Prophets With Delphic Delusions

One knows not to question the wisdom of the Delphic seers, those voices of prescience whose cryptic counsels were so poorly interpreted by their clientele. Whether that be poor ole King Polydectes who was warned he would be killed by his foster-son or some other glutton for advice. If Polydectes, like the rest of us mere mortals, had been forced to resort to the Olympic raffle and got a seat in row ZZG125, he’d have had about as much chance of being hit by Perseus’s stray discus as Sisyphus had of completing the boulder-rolling leg.

Those Delphics were mighty wise, how they were able to factor in all those contingencies, the temper tantrums on Mt. Olympus, misfired arrows of Eros, the remnants of another of Dionysus’s wild parties; it must have been some academy to develop such foresight in its seers.

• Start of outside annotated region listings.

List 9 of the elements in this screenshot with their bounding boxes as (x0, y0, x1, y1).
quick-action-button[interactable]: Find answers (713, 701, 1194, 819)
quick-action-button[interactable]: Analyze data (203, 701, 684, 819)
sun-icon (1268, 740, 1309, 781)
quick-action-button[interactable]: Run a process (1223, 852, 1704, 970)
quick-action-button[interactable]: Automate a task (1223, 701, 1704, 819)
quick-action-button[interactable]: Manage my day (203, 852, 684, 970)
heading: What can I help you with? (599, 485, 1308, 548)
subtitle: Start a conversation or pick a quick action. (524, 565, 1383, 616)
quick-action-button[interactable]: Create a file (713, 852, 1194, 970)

Politics in those days was a rough and tumble trade, a beauty contest and a stolen bride could spark a ten-year war. With Zeus playing the field female politicians found the glass ceiling awfully difficult to break, what with jealous wife Hera not adhering to the rules of the sisterhood. No matter how brave one was in battle there was always an Achilles heel one had to be virulent to protect.

It shouldn’t be forgotten that an array of business ventures crumbled in these unstable times – Medea Childcare Services just never got off the ground while Penelope’s embroidery business hit a snag when the long lost husband returned to murder all the clientele. The only one with a regular revenue stream seemed to be Charon’s ferry service, no shortage of dead people willing to pay the required obol to get across. Bloody monopolies.

Still the electorate was even more fickle in those days, if Zeus disagreed with your policies and he’d had a bad day in the office he’d hurl a lightning bolt or get his brother Poseidon to irrigate your coast with a twenty-foot wave. You thought negotiating with media moguls was difficult; try disagreeing with Athena when she demands a multi-billion dollar temple built in her honour.

However, in these simpler times the Delphic art seems to have been long forgotten. It’s such a shame, because there has been a long list of pretenders. For example Nostradamus’s prose is so ambiguous that any disciple can claim to predict virtually anything. And what of the woeful predictions in the last few hundred years: the Thousand Year Reich, the Fall of Capitalism, “No Child Will Live in Poverty By 1990”, an English tennis player winning Wimbledon, you’ll get good odds from Centrebet on any of these.

Mind you this hasn’t stopped our beloved pundits from making the most foolish of predictions. The egg is still being scraped off the faces of some of our wisest voices; read anything mid-2001 and you would be certain the Howard empire was in its twilight. Now our wise minions of commentary (or should that be dysentery for the Woody Allen buffs) have raced to assure us of the fact that the sun shines powerfully out our leader’s behind. Apparently there have even been discussions of this being tapped as a renewable energy source, but those darn lobbyists soon nipped that idea in the bud.

Such certitude, when the last two elections have been decided by a couple of thousand votes in about twenty-odd electorates. With electorate redistributions, pissed-off locals, idiot sitting MPs, feral independents, anything can happen. And we’re still quite a distance from the next election, so one of million things could happen. I could make a prediction, but I know I’m bound to make a mighty arse of myself, which I’m probably already doing. So I’ll stick to my I-Ching, which I hear is a wonderful source for financial advice.